What's worse is that the numeric function key bindings are doomed to be arbitrary - at least with those that use letters there is some scope for mnemonics.

Of course some users will never use this many shortcuts. I only use shorcuts this extensively on the applications I use the most. I think I'd struggle to list 10 accelerators for Excel, because although I use it, it's not one of my primary tools. An extensive set of accelerators is not something likely to benefit the beginner, or the casual user. These things are for people who live and breathe the program.

With his Lotus 1-2-3 example, Larry alludes to something Don mentioned. If you're going to use sequences of keys as shortcuts, why not just use the menu accelerators? This seems like an attractive idea, as it reduces the number of different structures you have to learn - you can associate the key bindings you learn with the menu structures you know, rather than having to memorise both independently. The only problem I have with that is that it's not obvious to me that a good hiearchy for a menu structure will automatically constitute a good approach for key bindings. Right now, some of the key bindings offer a faster way of getting to things than the menus, even with key sequences involved. (BTW, is a key sequence like Ctrl-K, K a 'chord'? If so, then maybe whoever came up with these things isn't a pianist after all, as I previous suggested. On the piano, chords are things where you hit several keys at once. So Ctrl-Alt-Q feels like playing a chord, but Ctrl-K, K does not.)
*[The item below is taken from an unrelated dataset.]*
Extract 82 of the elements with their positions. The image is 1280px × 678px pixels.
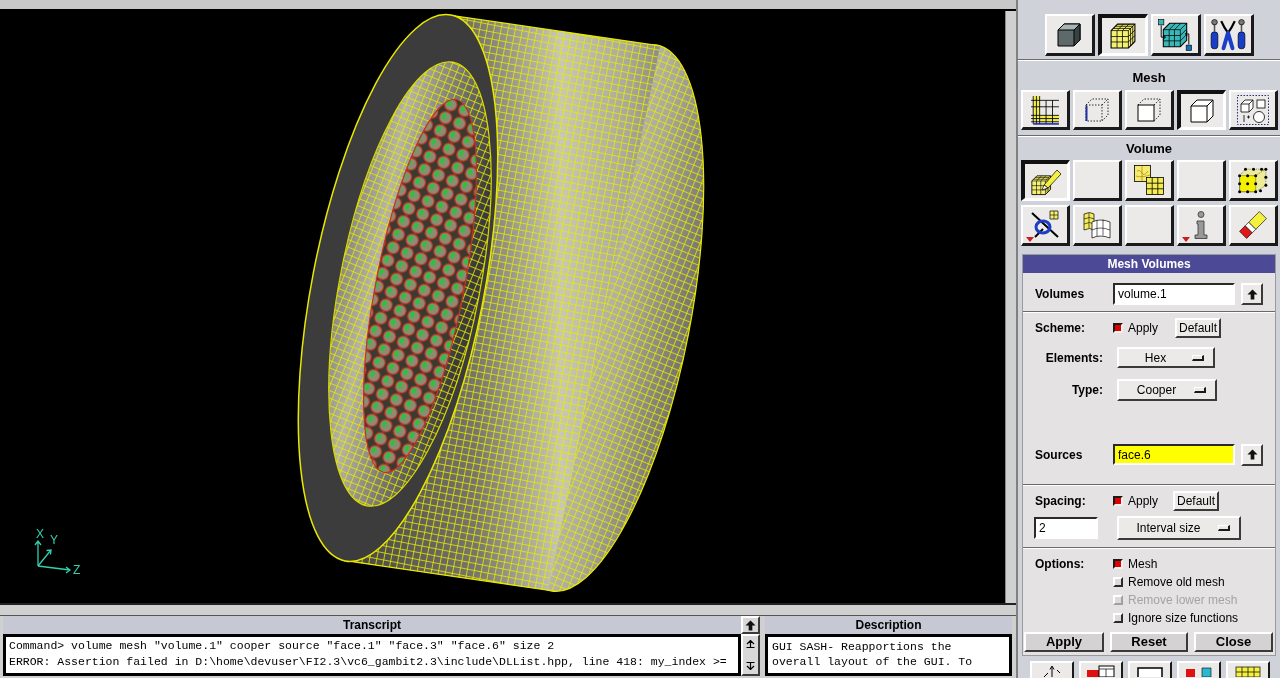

For example, Ctrl-Alt-M, 1, or Ctrl-Alt-M, 2 etc. opens Memory Windows 1, 2, etc in VS.NET. Through the menus this is Alt-D, W, M, 1 (2, or whatever). Depending on how you count it, that's either 1 or 2 more presses to go through the menu. (It depends on whether you count individual keys, or 'key presses' in the sense where Alt-D is a single press, as is Ctrl-Alt-M. A 'key press' in this sense is one piece of input. If that seems like a bizarre rule, consider it in the context of typing in text - an uppercase 'A' is just one piece of input, even though you may have to press two keys to get it.)

Admittedly that's not a brilliantly compelling argument. However, I notice that when I have a choice between menu accelerators and keyboard shortcuts, I always prefer the latter for things I use regularly - I prefer to put the effort in to learn the shortcuts, and avoid the menu. I have no idea why. Maybe it's because I don't trust menus to stay still - I know they're configurable on lots of apps. Indeed I know the menu layout changes all the time in VS.NET depending on what kind of mode it's in. The modeless nature of keyboard shortcuts appeals to me. (Well. Almost modeless. There are some mode-specific ones. So maybe that argument falls down too.)